Sheer red rock for as far down as she could see, disappearing finally into the swirling grey mist.

Alon picked up a stone, held it suspended over the gorge, then released it. It fell… and fell…

… and fell. They never heard it strike bottom.

Eydryth stared at the wall of mist before them. It was perhaps two of Monso’s lengths distant. “You believe that if we can plunge into that mist, we shall be released from the spell and back in the real Arvon,” she said finally.

Alon nodded.

“How shall we cross the gap?” she asked, keeping her voice level, as though they were discussing a problem with a solution, rather than quick and certain death.

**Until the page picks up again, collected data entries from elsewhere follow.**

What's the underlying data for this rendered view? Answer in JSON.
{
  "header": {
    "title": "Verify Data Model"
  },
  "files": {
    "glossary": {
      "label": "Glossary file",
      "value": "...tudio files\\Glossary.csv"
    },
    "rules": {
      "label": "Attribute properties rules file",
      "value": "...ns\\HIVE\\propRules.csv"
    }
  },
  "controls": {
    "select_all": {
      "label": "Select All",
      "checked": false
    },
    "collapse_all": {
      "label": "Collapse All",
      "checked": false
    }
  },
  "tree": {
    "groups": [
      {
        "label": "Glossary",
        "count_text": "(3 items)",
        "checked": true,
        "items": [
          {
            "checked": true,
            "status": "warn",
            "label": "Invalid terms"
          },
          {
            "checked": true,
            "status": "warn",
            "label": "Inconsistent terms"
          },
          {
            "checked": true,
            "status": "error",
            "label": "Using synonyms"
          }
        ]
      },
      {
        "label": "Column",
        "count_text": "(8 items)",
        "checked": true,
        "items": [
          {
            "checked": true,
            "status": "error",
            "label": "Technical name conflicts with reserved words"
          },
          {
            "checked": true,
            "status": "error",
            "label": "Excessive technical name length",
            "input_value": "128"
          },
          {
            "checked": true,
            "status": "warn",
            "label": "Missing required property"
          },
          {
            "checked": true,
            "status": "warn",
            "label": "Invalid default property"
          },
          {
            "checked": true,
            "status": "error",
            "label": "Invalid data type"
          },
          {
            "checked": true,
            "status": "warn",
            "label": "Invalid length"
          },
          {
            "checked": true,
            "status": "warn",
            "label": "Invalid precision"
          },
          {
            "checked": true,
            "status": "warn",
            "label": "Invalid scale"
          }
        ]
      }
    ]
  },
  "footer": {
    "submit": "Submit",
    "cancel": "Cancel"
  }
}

“We must make a bridge,” he repeated.

“Using what?”

“Ourselves,” he said flatly. “Our Power. My blood. Your music.”

She gazed at him wide-eyed. “You are mad,” she whispered.

Alon shook his head at her warningly. “You have already learned the value of belief, Eydryth. You will need all of it you can summon. Do not let doubt intrude. I am sane, never doubt it. This”—he waved at the abyss—“is our way out. On the other side lies the Arvon we left.”

She caught again that faint scent of flowers. Monso sniffed the air; then the Keplian’s nostrils widened and he nickered, pawing. “He smells the water,” Alon said.

Eydryth bit her lip, then took a deep breath. What choice, after all, did she have? “Very well,” she said quietly. “I believe. How shall we do it?”

He gave her a quick, approving nod. “We will need to combine our Power,” he said. “Create a Seeming of our own. One of the ones so strong that it has solidity, substance. It will not be easy,” he finished, warningly. “But it can be done.”

“I am ready,” she said resolutely. “Tell me what to do.”

“In the first place, you must concentrate,” he told her. “If the earth trembles this time, you must not let it disturb you, do you understand?”

She nodded.

The Adept took his knife out of its sheath, handed it to her. “When I nod, you must cut,” he said, tapping his wrist. “Cut deeply enough so that the blood flows freely, but not so deep that we cannot staunch the wound later.” Eydryth hesitated, then took the knife he held out. “I would do it myself,” Alon said, with a note of apology, “but we must link hands for this. Whatever happens, do not let go.”

“I understand,” she said, studying the blue veins running along the inside of his forearm, planning the best place to do as he bade. “Then what?”

“You must sing. You will feel the Power leaving you, joining with the blood to create the bridge. Use your music to strengthen your Power—and our bridge. Sing, and stop for nothing! As soon as the bridge is solid, you must send Monso across, then lead me. I will have my eyes closed, holding the spell in my mind’s eye, and I will not be able to see what I—we—have wrought.”

He gazed at her intently. “If Gunnora smiles upon us, by the time I next see you, we will be back in Arvon.”

Eydryth touched the symbol of the Amber Lady that she wore upon her neck. Then, quickly, she checked that all their supplies were securely lashed to Monso’s saddle. “We are ready,” she told Alon.

Solemnly, he unbuttoned his left sleeve, rolled it up so his arm was bared. The he held out both hands to her. Eydryth grasped his right hand tightly with her left, then raised the knife.

Alon closed his eyes, took several deep breaths, then nodded. “First, the music,” he muttered.

Eydryth began to hum softly… Choosing a tune nearly at random, she was taken aback to realize it was “Hathor’s Ghost Stallion,” the melody she had been singing when first they had met. As she began to sing the words, his fingers squeezed hers. “Now,” he whispered.